One flesh. That phrase hits deep. It is emotional. It is spiritual. It is physical. It is everything. It binds. It fuses. It is not a contract. A contract you can fix with signatures. A contract you can renegotiate. Marriage is not that. Marriage is a covenant. Covenant is heavier. Covenant is deeper. Covenant is sacred.

Hear the prophet Malachi later: he calls a wife “the wife of your covenant.” The language is sharp. It is holy. A covenant is not built on suspicion. That’s what a contract is: suspicion. “If you do this, I’ll do that.” A covenant is built on promise. “I will be faithful because God is faithful.” That makes the marriage different. That makes it a witness. That makes it a picture.

Think about fruitfulness. When God blesses them, He says, “Be fruitful and multiply.” That is not only about children. It is about life. It is about influence. A faithful marriage multiplies—hospitality, disciples, sacrificial service, character, mission. A home built on covenant is a greenhouse for grace. It multiplies Kingdom life.
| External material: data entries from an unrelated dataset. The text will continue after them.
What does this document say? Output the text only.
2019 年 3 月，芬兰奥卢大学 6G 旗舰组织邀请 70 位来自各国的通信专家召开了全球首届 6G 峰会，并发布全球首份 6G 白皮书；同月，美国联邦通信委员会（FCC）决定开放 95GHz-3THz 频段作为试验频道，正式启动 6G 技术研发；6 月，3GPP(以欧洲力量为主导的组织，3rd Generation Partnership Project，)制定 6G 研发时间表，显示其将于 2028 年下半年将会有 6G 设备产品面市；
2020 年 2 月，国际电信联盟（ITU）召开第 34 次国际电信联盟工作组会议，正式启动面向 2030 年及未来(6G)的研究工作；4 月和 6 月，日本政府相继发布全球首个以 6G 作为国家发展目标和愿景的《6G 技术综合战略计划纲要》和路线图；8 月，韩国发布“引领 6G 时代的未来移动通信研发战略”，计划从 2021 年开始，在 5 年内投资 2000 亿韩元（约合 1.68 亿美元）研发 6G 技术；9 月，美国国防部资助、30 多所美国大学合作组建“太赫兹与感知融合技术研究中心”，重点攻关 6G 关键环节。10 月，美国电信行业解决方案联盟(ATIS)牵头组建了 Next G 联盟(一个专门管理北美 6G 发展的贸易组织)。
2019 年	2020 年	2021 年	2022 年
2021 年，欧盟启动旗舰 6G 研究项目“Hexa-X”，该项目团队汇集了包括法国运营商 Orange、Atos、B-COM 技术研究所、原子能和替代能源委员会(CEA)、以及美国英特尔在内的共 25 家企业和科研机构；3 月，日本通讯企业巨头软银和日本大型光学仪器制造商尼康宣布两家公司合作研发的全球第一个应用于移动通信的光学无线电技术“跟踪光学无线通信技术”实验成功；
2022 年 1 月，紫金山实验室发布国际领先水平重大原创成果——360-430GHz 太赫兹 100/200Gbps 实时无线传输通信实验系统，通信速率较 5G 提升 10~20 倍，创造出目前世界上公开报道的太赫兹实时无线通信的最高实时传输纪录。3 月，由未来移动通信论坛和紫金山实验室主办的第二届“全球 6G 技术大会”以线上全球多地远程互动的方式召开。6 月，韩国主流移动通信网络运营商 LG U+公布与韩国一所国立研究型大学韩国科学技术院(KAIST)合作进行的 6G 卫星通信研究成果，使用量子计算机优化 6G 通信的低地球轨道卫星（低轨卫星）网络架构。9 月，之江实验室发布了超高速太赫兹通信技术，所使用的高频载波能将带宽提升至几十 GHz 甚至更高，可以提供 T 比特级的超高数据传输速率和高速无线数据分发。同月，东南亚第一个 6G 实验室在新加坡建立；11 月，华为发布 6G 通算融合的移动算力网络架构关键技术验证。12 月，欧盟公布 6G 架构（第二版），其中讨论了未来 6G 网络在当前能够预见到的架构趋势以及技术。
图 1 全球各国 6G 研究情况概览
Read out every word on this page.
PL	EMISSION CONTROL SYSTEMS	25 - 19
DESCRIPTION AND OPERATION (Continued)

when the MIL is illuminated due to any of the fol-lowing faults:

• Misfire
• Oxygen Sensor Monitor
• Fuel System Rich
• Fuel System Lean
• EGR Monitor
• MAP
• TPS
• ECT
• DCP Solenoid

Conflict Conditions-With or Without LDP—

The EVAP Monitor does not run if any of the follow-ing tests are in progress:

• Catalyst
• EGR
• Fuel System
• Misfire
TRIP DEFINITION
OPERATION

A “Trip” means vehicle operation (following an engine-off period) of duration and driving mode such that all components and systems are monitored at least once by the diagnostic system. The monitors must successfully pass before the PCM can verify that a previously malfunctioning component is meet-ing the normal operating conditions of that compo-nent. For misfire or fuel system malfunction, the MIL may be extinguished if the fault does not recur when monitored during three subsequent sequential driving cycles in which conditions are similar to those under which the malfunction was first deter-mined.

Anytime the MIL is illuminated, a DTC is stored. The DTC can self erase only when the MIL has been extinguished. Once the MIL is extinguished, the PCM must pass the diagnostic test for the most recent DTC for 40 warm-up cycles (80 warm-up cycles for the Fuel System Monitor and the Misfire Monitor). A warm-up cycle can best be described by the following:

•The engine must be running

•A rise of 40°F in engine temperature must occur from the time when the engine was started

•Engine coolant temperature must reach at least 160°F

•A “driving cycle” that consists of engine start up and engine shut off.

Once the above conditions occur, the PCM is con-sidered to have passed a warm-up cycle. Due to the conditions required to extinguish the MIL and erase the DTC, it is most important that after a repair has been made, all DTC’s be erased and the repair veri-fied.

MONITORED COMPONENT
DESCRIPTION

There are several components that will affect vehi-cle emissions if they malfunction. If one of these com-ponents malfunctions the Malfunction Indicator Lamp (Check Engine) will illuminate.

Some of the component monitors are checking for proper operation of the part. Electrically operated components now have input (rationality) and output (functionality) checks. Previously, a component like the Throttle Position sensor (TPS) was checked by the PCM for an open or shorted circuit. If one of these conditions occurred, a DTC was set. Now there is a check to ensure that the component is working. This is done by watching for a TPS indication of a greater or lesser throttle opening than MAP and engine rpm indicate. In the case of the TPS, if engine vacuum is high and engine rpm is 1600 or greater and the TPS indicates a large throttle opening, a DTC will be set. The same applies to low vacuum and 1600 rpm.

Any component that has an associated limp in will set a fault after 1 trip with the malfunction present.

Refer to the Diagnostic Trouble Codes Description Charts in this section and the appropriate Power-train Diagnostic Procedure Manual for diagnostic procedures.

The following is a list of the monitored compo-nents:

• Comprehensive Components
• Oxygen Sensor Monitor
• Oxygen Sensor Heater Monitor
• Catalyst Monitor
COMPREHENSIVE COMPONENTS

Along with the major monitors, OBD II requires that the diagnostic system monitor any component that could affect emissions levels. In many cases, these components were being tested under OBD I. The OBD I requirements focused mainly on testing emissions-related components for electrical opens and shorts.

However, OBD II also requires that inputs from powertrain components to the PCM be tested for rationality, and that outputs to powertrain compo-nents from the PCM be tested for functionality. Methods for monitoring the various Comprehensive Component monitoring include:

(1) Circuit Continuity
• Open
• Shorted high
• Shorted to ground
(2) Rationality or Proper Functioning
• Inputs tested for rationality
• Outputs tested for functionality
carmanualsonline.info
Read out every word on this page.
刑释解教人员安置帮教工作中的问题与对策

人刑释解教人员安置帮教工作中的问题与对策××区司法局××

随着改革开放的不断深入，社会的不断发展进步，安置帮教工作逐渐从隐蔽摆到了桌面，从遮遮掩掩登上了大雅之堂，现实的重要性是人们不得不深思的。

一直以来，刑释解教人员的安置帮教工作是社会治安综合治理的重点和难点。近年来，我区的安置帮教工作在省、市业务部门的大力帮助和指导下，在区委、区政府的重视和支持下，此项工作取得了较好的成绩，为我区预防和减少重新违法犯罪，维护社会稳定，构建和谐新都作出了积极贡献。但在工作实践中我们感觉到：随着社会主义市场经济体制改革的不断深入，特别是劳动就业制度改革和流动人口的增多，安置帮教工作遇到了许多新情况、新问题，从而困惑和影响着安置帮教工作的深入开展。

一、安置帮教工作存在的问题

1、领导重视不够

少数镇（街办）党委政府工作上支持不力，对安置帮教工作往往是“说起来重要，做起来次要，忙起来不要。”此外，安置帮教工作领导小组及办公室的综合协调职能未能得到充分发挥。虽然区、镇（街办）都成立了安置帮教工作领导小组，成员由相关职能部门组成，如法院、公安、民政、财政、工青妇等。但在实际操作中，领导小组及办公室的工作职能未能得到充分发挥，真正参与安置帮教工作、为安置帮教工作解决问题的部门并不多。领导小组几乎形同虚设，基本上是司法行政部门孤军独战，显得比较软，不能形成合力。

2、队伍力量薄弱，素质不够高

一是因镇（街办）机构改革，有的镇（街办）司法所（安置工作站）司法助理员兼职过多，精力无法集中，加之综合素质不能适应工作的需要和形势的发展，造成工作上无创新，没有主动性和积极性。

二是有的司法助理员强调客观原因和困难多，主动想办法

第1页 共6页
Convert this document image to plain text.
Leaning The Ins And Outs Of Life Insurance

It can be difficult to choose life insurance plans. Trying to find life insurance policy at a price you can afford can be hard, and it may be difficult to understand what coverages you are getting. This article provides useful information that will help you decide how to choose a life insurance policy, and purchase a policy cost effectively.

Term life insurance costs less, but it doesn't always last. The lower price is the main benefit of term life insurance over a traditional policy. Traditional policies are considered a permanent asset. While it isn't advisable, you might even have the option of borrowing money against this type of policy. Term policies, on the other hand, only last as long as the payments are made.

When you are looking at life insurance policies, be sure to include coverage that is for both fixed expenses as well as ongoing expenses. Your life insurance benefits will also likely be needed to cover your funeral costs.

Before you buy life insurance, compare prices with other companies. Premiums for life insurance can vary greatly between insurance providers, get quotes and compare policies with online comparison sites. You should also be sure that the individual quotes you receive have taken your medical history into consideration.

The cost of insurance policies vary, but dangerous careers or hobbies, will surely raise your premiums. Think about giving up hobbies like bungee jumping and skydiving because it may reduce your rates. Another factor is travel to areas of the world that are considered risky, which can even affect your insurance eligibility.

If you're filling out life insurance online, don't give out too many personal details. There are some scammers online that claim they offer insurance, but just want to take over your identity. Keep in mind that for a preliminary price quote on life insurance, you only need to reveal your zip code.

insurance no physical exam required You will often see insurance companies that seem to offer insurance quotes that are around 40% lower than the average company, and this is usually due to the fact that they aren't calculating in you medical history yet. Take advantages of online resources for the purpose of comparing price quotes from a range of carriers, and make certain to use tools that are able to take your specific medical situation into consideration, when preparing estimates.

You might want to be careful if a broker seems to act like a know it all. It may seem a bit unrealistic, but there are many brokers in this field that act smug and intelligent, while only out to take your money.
Now listen carefully. When Jesus points to the beginning, He is doing two things. First: He reclaims the purpose. Marriage is made for companionship, for image-bearing, for one-flesh union, for fruitfulness, for stewardship. Second: He issues a charge. “What therefore God has joined together, let not man separate.” He puts the weight of God behind the union.

That is why the question about divorce is not a mere technicality. It is not a loophole hunt. It is a theological crisis. Because if we reduce marriage to paperwork, we misunderstand God’s order. If we treat marriage as a rubric to be checked, we miss the mystery God meant. If we make marriage a scoreboard—waiting to catch someone in an error—then we have forgotten the Creator who joins two people into one life.

So we preach the beginning. Not as nostalgia. Not as sentiment. But as authority. If you want a foundation strong enough to hold a marriage through hardship—this is it. God’s design. God’s covenant. God’s joining.

This is where we will build what comes next. Hardness of heart. Porneia as covenant-betrayal. The cure—repentance and renewal. But none of those will make sense if we do not first understand what was joined at the start.

God made marriage. God intended covenant. God intended faithfulness. That is the cause for marriage. That is the standard. That is the claim.

II. Covenant Before Culture

When Jesus spoke of marriage, He reached back to Genesis.

But He also reached forward through the prophets to expose the heart of the matter.

Malachi gives us the word: covenant.

> “The Lord was witness between you and the wife of your youth… she is your companion and the wife of your covenant” (Mal. 2:14).

That word matters.

Covenant is not culture.

It is not contract.

It is not a social trend that shifts with the fashion of the day.

Covenant is God’s own bond, sworn in His presence, sealed by His name.

Culture may change the laws.

Culture may rewrite the vows.

Culture may applaud easy exit and serial partners.